Reprieve for over 225 students after the High Court quashed a directive by Health Cabinet Secretary Aden Duale seeking to discontinue Mount Kenya University’s Bachelor of Science in Oral Health programme.

In a judgment delivered by Justice William Musyoka of the Milimani High Court ruled that Health Cabinet Secretary Aden Duale acted without legal authority when he issued an order directing Mount Kenya University to discontinue its Bachelor of Science in Oral Health programme.

“Consequently, the 1st respondent (Health CS Duale) has no power, under the Universities Act, to order discontinuance of a degree programme of a university in Kenya,” ruled Justice Musyoka.

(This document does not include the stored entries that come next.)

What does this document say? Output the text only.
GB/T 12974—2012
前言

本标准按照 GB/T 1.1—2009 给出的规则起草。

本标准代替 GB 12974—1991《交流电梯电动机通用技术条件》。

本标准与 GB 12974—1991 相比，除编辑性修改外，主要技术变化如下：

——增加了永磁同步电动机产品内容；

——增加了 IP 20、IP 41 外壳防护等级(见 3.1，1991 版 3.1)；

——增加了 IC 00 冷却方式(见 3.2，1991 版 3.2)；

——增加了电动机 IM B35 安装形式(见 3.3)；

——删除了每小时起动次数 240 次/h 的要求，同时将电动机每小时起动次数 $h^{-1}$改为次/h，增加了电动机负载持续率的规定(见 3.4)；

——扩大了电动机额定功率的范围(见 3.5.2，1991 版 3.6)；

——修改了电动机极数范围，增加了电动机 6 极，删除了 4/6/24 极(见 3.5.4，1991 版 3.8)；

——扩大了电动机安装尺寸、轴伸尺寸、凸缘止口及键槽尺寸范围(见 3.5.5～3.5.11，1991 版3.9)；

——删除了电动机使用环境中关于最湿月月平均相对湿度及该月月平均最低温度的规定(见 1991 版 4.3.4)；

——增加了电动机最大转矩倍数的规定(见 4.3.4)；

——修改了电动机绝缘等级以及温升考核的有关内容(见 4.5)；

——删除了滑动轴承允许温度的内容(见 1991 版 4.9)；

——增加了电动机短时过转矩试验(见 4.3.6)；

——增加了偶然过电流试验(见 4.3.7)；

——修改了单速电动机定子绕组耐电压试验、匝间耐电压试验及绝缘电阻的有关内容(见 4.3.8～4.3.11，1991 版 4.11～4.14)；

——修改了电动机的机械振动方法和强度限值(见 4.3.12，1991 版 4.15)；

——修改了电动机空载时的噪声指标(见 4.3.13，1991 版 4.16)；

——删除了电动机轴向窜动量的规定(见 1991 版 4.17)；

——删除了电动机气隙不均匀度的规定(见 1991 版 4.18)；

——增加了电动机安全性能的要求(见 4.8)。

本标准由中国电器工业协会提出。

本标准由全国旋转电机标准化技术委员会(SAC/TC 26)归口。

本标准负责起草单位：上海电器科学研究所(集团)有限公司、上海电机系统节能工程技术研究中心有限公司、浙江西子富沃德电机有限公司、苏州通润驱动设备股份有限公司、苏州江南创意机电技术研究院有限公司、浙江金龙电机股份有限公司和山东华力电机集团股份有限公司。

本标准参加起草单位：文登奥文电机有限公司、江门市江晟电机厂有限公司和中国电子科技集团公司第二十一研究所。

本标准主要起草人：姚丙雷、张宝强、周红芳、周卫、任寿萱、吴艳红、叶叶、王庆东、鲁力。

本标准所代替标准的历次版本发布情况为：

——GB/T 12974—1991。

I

The court found that the power to accredit, approve and regulate university academic programmes exclusively lies with the Commission for University Education (CUE) under the Universities Act and

The case had been filed by the Oral Health Association of Kenya, challenging a February 3, 2026, letter allegedly authored by the health CS directing Mount Kenya University (MKU) to discontinue the programme.

The ministry had argued that the programme was not aligned with the prevailing oral health population needs and that there was no clearly established service delivery gap.

However, Justice Musyoka ruled that the directive amounted to unlawful interference in university education matters.

The court held that Section 5A of the Universities Act grants exclusive powers to the Commission for University Education regarding approval and accreditation of university programmes.

“It would be clear that it is the exclusive function and mandate of the interested party (CUE) to accredit universities, and to approve their academic programmes,” the judge stated.

The Health Ministry had also argued that the case was premature and speculative because the impugned letter merely advised the university to discontinue the programme.

But the judge disagreed, saying the wording of the letter effectively amounted to a directive.

“The phrase, ‘you are advised,’ is deceptively polite, intended to soften the otherwise blunt message that is being conveyed, that the university should close shop, so far as that programme is concerned,” Justice Musyoka ruled.

The court further found that the letter required MKU to prepare a transition plan for enrolled students within 21 days, demonstrating that an implementation process had already been triggered.

“To be required to do something is to be commanded to do it, or to be ordered or directed,” the judge observed.

The Oral Health Association of Kenya had argued that the ministry’s action threatened the future of more than 225 students enrolled in the programme and violated their constitutional right to education.

The association further claimed the directive was issued without public participation, stakeholder engagement or notice to affected students.

Justice Musyoka also criticised the Ministry of Health for bypassing the Ministry of Education and directly communicating with the university. 

“Any direct official communication, by the 1st respondent (Health CS), with a university on an academic programme it runs, without reference to the Cabinet Secretary responsible for education, would be improper, unreasonable, irresponsible and in bad faith,” he ruled.

The judge added that such conduct amounted to statutory overreach and usurpation of mandate.

The court allowed the application and granted orders quashing the directive, prohibiting interference with the programme and affirming the legality of the oral health degree course.